Capillary driven microfluidic sequential flow device for point-of-need ELISA: COVID-19 serology testing

Abstract

A capillary-driven microfluidic sequential flow device, designed for eventual at-home or doctor's office use, was developed to perform an enzyme-linked immunosorbent assay (ELISA) for serology assays. Serology assays that detect SARS-CoV-2 antibodies can be used to determine prior infection, immunity status, and/or individual vaccination status and are typically run using well-plate ELISAs in centralized laboratories, but in this format SARs-CoV-2 serology tests are too expensive and/or slow for most situations. Instead, a point-of-need device that can be used at home or in doctor's offices for COVID-19 serology testing would provide critical information for managing infections and determining immune status. Lateral flow assays are common and easy to use, but lack the sensitivity needed to reliably detect SARS-CoV-2 antibodies in clinical samples. This work describes a microfluidic sequential flow device that is as simple to use as a lateral flow assay, but as sensitive as a well-plate ELISA through sequential delivery of reagents to the detection area using only capillary flow. The device utilizes a network of microfluidic channels made of transparency film and double-sided adhesive combined with paper pumps to drive flow. The geometry of the channels and storage pads enables automated sequential washing and reagent addition steps with two simple end-user steps. An enzyme label and colorimetric substrate produce an amplified, visible signal for increased sensitivity, while the integrated washing steps decrease false positives and increase reproducibility. Naked-eye detection can be used for qualitative results or a smartphone camera for quantitative analysis. The device detected antibodies at 2.8 ng mL^-1 from whole blood, while a well-plate ELISA using the same capture and detection antibodies could detect 1.2 ng mL^-1. The performance of the capillary-driven immunoassay (CaDI) system developed here was confirmed by demonstrating SARS-CoV-2 antibody detection, and we believe that the device represents a fundamental step forward in equipment-free point-of-care technology.

Fig. 1. (A) Designs for each layer of the device.

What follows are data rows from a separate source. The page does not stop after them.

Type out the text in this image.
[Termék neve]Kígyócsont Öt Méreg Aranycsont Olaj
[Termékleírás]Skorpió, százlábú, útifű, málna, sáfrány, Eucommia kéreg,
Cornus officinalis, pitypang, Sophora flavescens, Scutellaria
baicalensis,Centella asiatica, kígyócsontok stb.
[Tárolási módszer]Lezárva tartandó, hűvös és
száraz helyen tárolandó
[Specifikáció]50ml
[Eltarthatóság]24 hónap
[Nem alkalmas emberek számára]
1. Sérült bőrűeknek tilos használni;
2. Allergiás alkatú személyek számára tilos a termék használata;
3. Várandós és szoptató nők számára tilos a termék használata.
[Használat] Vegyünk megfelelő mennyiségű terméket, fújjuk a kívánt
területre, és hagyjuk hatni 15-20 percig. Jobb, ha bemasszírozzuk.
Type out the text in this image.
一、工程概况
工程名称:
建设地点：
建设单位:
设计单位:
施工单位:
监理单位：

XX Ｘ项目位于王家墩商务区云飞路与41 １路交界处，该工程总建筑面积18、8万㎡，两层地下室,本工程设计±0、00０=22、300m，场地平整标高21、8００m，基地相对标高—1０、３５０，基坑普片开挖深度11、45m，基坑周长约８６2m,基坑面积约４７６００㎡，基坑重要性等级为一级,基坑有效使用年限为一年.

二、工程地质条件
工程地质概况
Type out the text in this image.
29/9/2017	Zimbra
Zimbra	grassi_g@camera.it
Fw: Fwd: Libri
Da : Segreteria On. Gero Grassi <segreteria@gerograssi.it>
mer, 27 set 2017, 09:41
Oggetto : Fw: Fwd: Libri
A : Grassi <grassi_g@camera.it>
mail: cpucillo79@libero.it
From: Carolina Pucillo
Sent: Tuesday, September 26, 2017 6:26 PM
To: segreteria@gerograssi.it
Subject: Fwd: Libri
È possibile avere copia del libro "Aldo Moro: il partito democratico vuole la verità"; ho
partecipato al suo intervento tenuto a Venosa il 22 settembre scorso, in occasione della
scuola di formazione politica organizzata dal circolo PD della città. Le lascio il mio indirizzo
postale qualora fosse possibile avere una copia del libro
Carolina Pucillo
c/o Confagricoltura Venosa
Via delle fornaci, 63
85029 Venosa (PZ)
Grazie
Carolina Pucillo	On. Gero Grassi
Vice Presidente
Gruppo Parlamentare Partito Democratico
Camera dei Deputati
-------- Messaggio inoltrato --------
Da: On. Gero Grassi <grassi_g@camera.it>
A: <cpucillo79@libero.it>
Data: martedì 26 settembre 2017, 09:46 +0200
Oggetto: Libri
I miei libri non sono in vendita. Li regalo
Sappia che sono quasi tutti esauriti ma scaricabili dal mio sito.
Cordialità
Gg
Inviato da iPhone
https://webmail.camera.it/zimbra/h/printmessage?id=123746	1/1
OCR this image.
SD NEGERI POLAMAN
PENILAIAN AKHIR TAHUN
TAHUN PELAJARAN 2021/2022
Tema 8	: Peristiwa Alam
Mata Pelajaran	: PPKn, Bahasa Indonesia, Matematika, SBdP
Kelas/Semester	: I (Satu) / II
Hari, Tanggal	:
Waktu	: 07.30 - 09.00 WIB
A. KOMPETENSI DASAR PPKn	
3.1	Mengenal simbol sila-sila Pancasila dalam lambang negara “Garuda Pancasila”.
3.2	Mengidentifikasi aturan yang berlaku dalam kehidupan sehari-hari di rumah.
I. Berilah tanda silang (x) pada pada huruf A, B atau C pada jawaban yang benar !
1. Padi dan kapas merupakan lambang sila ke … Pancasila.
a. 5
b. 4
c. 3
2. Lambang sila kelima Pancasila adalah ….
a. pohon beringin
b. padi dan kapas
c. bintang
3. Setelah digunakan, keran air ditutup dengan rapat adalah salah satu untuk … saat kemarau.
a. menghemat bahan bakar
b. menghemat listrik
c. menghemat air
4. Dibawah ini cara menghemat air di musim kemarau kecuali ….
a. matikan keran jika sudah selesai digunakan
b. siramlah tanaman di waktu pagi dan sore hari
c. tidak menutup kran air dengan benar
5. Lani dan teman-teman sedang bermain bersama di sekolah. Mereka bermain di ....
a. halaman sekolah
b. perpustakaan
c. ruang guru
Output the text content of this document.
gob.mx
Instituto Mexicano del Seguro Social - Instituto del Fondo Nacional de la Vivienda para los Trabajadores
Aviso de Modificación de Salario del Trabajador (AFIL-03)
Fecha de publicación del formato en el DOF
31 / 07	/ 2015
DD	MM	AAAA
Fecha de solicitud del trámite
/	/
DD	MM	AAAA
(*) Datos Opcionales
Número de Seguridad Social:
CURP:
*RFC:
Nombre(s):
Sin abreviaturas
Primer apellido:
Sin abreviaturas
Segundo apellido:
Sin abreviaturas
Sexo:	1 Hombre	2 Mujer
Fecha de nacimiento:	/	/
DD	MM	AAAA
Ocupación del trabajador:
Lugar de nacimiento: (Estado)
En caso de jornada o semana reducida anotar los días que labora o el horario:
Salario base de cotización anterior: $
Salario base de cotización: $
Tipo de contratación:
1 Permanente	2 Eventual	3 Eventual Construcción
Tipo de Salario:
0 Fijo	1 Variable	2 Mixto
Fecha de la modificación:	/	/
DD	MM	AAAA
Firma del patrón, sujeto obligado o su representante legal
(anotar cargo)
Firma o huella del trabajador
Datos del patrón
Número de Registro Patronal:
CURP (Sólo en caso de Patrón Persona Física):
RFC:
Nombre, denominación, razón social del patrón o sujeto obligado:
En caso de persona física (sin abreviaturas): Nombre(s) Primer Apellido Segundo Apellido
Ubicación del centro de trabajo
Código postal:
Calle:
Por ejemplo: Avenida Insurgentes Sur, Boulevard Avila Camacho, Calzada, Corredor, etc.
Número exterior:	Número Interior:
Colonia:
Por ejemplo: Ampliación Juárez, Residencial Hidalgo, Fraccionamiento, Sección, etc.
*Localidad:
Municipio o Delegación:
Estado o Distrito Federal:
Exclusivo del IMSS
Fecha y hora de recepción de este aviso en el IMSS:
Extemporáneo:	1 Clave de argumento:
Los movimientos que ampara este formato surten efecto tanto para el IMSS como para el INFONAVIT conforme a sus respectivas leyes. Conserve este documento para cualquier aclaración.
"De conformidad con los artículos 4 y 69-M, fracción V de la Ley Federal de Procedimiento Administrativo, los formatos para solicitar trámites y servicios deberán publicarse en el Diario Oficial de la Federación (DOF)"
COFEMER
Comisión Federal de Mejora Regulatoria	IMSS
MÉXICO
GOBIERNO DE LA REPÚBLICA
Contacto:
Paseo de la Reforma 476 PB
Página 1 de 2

Blue layers are transparency sheets and black layers are double-sided adhesive. (B) Three-dimensional representation of the channels and reagent pads within the device. (C) Top view device schematic. (D) Cross-sectional view of device cut along the dashed line in C. (E) Top view of a real device.

Fig. 2. (A) Molecular level representation of detection zone during different stages of the assay. (B) Simulation of assay steps in the device using blue dye to mimic the sample and substrate, and yellow to mimic the detection antibody. (C) Three-dimensional representation of the channels in the device and how the reagents and buffer in the channels are used in different stages of the assay.

Fig. 3. Optimization results for (A) Commercial DAB solution concentration dried on pad 2; (B) mass of detection antibody dried on pad 1; (C) concentration of N-protein striped onto the nitrocellulose; (D) pH of washing buffer. (n = 3) Star represents the condition used for final assay.

Fig. 4. (A) Dose-response curve of anti-N protein spiked into whole human blood using the dELISA. (n = 3). Images are of the test line and show robust visual detection below 10 ng mL⁻¹. (B) Dose-response curve of anti-N protein obtained with a well-plate ELISA. (n = 3) The data for both curves was fit to a 4-parameter logistic curve.